By Bakari Gueye
The recent turmoil in Mali prompted the Mauritanian government to send reinforcements to the border with the north of the country, where locals have declared the new state of Azawad.
According to a Mauritanian military press release, the National Chief of Staff sent reinforcements on April 5th to the eastern and southern borders of the country, “to ward off any incursions of armed groups from Mali”. Military units “have headed for the town of Bassiknou and areas close to the border with Mali, where the MNLA and armed Islamist groups are currently active.”
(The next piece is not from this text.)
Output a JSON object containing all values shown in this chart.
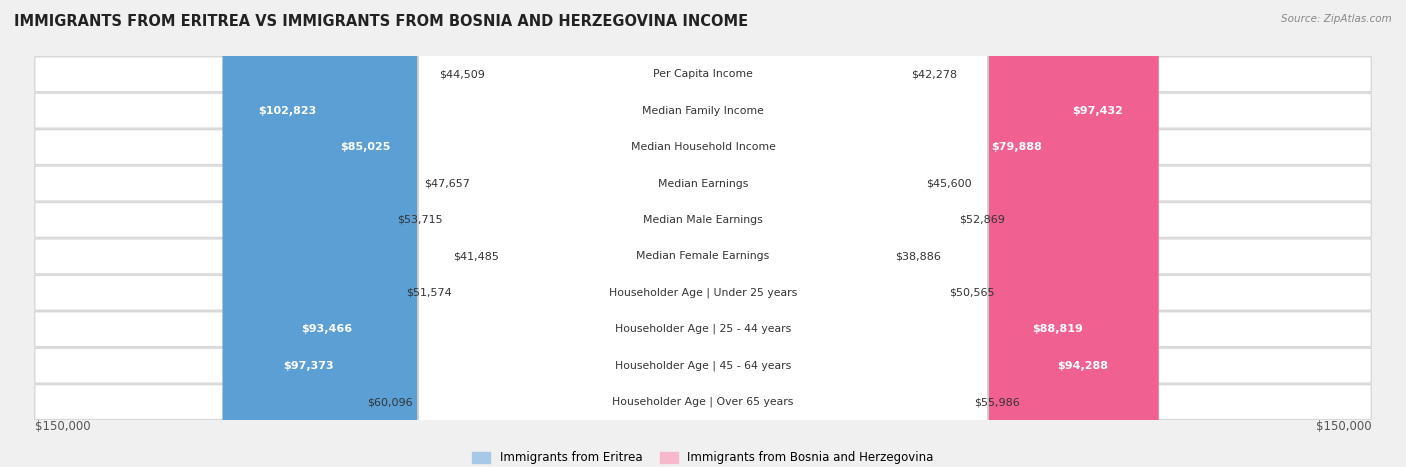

Cheikh Tourad Ould Eli, a terrorism expert, said that “the Mauritanian army wants to boost its presence in the east of the country to counter any manoeuvres by AQIM, which has men scattered everywhere following the disintegration of Mali and the defeat in the north by MNLA troops.”
The dispatch of troops comes “just after Mohamed Ould Abdel Aziz attended a meeting of presidents of the Economic Community of West African States (ECOWAS) to discuss military intervention in Mali,” he added.
“The Mauritanian authorities have had two battles to deal with of late: an internal struggle with demonstrations by the Democratic Opposition Co-ordinating Body (COD), which is calling for the president and his government to step down and is organising public protests, and another concerning security along the country’s borders,” said political analyst Mohamed Ould Sidi.
Algerian Prime Minister Ahmed Ouyahia recently announced that Joint Operational Committee of Chiefs of Staff (CEMOC) is due to meet in the coming days in Nouakchott.
“A meeting of CEMOC chiefs of staff will soon be held to assess the situation in the region given the worrying resurgence of terrorist activity led by the Movement for Unity and Jihad in West Africa, which was created in the wake of the civil war in Libya. Our sources say it is masterminded chiefly by Malians and Mauritanians,” Ouyahia added.
“Having kidnapped European citizens in Tindouf and waged an attack on the National Gendarmerie in Tamanrasset, this group has just carried out an abduction in the back yard of the MNLA by kidnapping the Algerian consul in Gao and six Algerian diplomats,” he noted.
According to Mohamed Ould Cheikh, an academic who conducts research on terrorism, “the armed groups which are destabilising the Sahel, and Mali in particular, must now grapple with the increased offensive strength of the armies in the sub-region.”
“This is because Algeria, Mauritania, Niger and Mali created CEMOC based in Tamanrasset,” Ould Cheikh noted. “Its objective is to co-ordinate the counterterrorism efforts of the four armies and to make it possible to conduct joint operations in each of the countries concerned.”